- Directed by: Allen Rose
- Produced by: Charles Mintz
- Starring: Danny Webb Sara Berner
- Music by: Joe de Nat
- Animation by: Harry Love Louie Lilly
- Color process: Black and white
- Production company: The Charles Mintz Studio
- Distributed by: Columbia Pictures
- Release date: October 2, 1939;
- Running time: 6:40
- Language: English

= The Little Lost Sheep =

The Little Lost Sheep is a 1939 short animated film produced by Columbia Pictures. It is one of the two penultimate films in the Krazy Kat series, the other being Krazy's Shoe Shop, as both were released on the same day. Despite starring Krazy Kat, this is the first installment in the Columbia Fables series.

==Plot==
A lady shepherd owns dozens of lambs. She even runs a school where she teaches them. One day, while giving roll call in a class, she notices one of her lambs is missing. She then abandons her teaching session, and goes out to find the lost one.
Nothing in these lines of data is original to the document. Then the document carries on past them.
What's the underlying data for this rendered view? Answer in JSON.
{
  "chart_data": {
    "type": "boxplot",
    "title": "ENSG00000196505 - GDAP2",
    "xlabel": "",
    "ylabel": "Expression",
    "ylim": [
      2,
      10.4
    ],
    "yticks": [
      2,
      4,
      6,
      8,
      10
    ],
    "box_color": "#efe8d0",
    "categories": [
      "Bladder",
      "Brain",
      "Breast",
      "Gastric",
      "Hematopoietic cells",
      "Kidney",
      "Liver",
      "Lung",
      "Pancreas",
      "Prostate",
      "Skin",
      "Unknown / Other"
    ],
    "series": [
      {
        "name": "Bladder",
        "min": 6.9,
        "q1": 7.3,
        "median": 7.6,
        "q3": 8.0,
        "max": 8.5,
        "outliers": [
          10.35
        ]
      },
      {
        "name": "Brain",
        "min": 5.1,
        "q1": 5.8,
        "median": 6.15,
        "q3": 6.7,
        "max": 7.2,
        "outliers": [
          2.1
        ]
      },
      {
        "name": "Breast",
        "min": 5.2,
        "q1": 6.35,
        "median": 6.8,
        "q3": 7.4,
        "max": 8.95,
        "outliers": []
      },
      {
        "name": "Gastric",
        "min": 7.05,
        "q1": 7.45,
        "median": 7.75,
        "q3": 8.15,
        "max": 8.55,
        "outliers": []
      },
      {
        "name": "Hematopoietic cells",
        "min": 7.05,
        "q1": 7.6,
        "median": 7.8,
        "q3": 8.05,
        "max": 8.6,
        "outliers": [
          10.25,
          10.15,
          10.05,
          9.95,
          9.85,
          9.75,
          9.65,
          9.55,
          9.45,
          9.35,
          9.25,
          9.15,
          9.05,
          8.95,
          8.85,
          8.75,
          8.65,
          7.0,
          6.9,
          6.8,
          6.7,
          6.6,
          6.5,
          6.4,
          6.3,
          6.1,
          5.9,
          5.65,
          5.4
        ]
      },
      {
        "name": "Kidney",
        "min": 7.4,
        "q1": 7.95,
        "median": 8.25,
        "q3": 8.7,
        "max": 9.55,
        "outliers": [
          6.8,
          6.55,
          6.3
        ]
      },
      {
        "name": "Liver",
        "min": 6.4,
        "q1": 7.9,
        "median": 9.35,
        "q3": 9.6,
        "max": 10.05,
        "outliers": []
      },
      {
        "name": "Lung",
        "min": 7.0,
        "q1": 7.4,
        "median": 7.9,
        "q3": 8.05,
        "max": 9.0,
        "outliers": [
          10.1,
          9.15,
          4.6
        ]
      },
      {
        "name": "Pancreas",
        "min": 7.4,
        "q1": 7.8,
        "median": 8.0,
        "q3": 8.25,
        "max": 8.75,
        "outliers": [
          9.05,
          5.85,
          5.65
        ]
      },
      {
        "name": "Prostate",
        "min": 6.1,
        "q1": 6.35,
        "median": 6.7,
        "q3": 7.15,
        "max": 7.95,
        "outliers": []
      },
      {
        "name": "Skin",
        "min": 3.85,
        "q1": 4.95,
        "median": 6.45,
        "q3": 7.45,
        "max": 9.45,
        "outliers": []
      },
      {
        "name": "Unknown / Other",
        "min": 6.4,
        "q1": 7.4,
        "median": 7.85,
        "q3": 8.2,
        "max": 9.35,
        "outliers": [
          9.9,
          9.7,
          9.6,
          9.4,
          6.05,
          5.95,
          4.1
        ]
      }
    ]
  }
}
Out in the open, the missing lamb is playing with some blossoms instead of attending school. She is momentarily spotted by a jackal in a luxury car. To deceive the lamb, the jackal, disguised as a person in a mask, greets and offers her a ride, but the lamb is uninterested and just walks away. In his second plan, the jackal dresses as a sheep and carries a picnic basket. He then asks the lamb if she would like to come along. This time the lamb accepts.

Meanwhile, the lady shepherd, after being unable to locate her lamb, comes to a detective agency owned by Krazy Kat. When he hears about her problem, Krazy takes out a pair of hounds, and sets off.

Up on a hill in the open, the missing lamb and the jackal, who's still in his sheep disguise, are having their "picnic". Eventually, Krazy and the hounds come to the scene. Krazy warns the lamb that her companion is actually a vicious jackal. When the lamb is doubtful of the idea, the hounds rush forth at the impostor sheep, tearing up his disguise. Upon getting exposed, the jackal quickly picks up the lamb, and flees in a nearby car. Krazy and the hounds go on a chase and struggle to rescue the lamb. Moments later, the agitated lamb strikes the jackal who then loses control, causing both of them to be thrown out of the car. Before he could do anything else, the jackal is tackled by the hounds.

Krazy returns to the lady shepherd's school, dragging the jackal with him. The other lambs celebrate his deed in cheering him on.